Ghafari Sepehr, Ehsani Mehrdad, Ranjbar Sajad, Nazari Mohammad Nabi, Moghadas Nejad Fereidoon
School of Built Environment, Engineering and Computing, Leeds Beckett University, Leeds, UK.
Department of Civil & Environmental Engineering, Amirkabir University of Technology (Tehran Polytechnic), Tehran, Iran.
Sci Rep. 2025 Jul 1;15(1):20376. doi: 10.1038/s41598-025-08404-5.
Determining mixed mode fracture parameters asphalt concrete mixtures remains an engineering challenge due to non-homogeneity and inelasticity of the material. In this research, a study was conducted to determine the low-temperature R-curves of unmodified and crumb rubber modified Hot Mix Asphalt (HMA) under mode I and mixed-mode (I/II) loading conditions. Single edge notched beam (SE(B)) testing was employed to collect data, and three key fracture parameters-cohesive energy, energy rate, and fracture energy-were extracted to represent different stages of fracture and crack propagation. Within the scope of this study, it was observed that for the AC 85/100 paving grade bitumen, a temperature of - 20 °C serves as a critical temperature, shifting fracture from quasi-brittle to brittle. At this temperature, the stable crack growth region in the R-curves significantly shrinks, causing abrupt specimen failure. The incorporation of 20% crumb rubber demonstrated favorable material characteristics, with a progressively rising R-curve even during the unsfi crack propagation phase.

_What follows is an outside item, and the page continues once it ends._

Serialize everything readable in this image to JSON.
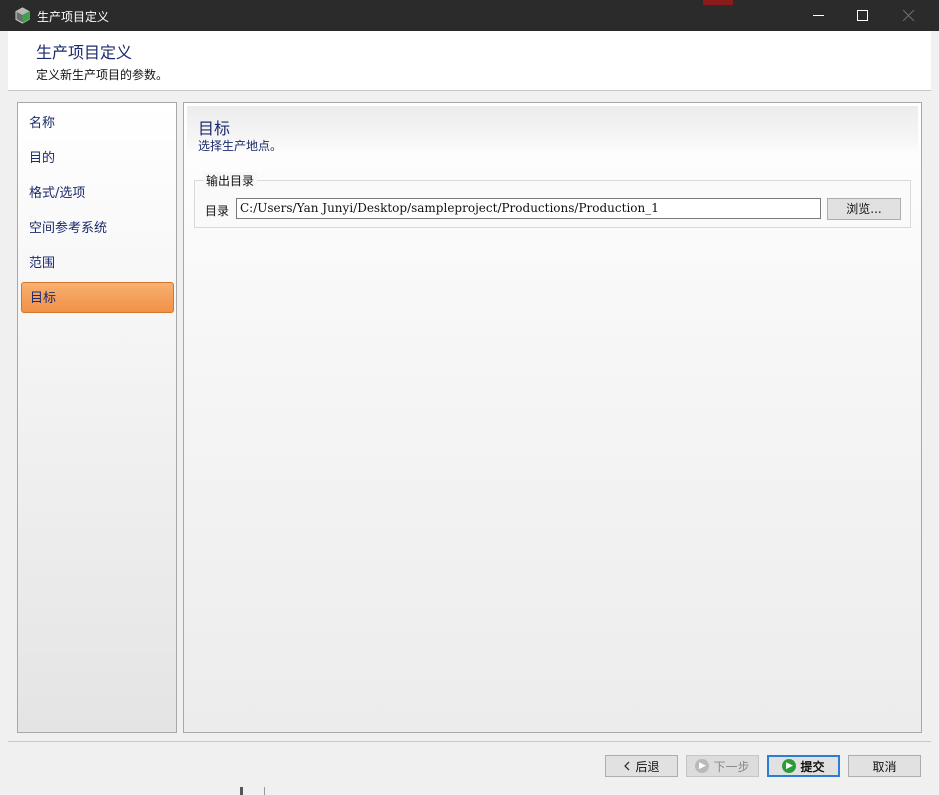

The central goal of this research is to establish prediction models for the mixed-mode (I/II) crack propagation parameters G, G, and G. The features selected for modeling are G, G, and G (mode I), percentage of crumb rubber, type of aggregate, binder content, nominal maximum aggregate size, temperature, and normalized offset ratio. Two dataset configurations were used: dataset 1 contains all entries, while dataset 2 excludes G, G, and G (mode I). Five machine learning techniques, Regression, Multi-Gene Genetic Programming (MGGP), Support Vector Regression (SVR), Random Forest, and Artificial Neural Networks were employed to predict three key fracture parameters. Although slightly less accurate than SVR and Random Forest, MGGP offers the key advantage of yielding explicit mathematical expressions for crack propagation prediction. The R index for the MGGP model in Dataset 1 was 0.93 for G, 0.94 for G, and 0.92 for G. For dataset 2, the indices were 0.89, 0.93, and 0.88, respectively.
由于材料的非均匀性和非弹性,确定沥青混凝土混合料的混合模式断裂参数仍然是一项工程挑战。在本研究中,开展了一项研究,以确定未改性和橡胶粉改性热拌沥青(HMA)在I型和混合模式(I/II)加载条件下的低温R曲线。采用单边切口梁(SE(B))试验来收集数据,并提取了三个关键断裂参数——内聚能、能量率和断裂能,以代表断裂和裂纹扩展的不同阶段。在本研究范围内,观察到对于AC 85/100道路石油沥青,-20°C的温度是一个临界温度,使断裂从准脆性转变为脆性。在此温度下,R曲线中的稳定裂纹扩展区域显著缩小,导致试样突然破坏。掺入20%的橡胶粉表现出良好的材料特性,即使在不稳定裂纹扩展阶段,R曲线也逐渐上升。本研究的核心目标是建立混合模式(I/II)裂纹扩展参数G、G和G的预测模型。用于建模选择的特征是G、G和G(I型)、橡胶粉百分比、集料类型、粘结剂含量、标称最大集料尺寸、温度和归一化偏移率。使用了两种数据集配置:数据集1包含所有条目,而数据集2排除G、G和G(I型)。采用了五种机器学习技术,即回归、多基因遗传编程(MGGP)、支持向量回归(SVR)、随机森林和人工神经网络来预测三个关键断裂参数。尽管MGGP的准确性略低于SVR和随机森林,但它的主要优点是能给出裂纹扩展预测的显式数学表达式。数据集1中MGGP模型的G的R指数为0.93,G为0.94,G为0.92。对于数据集2,指数分别为0.89、0.93和0.88。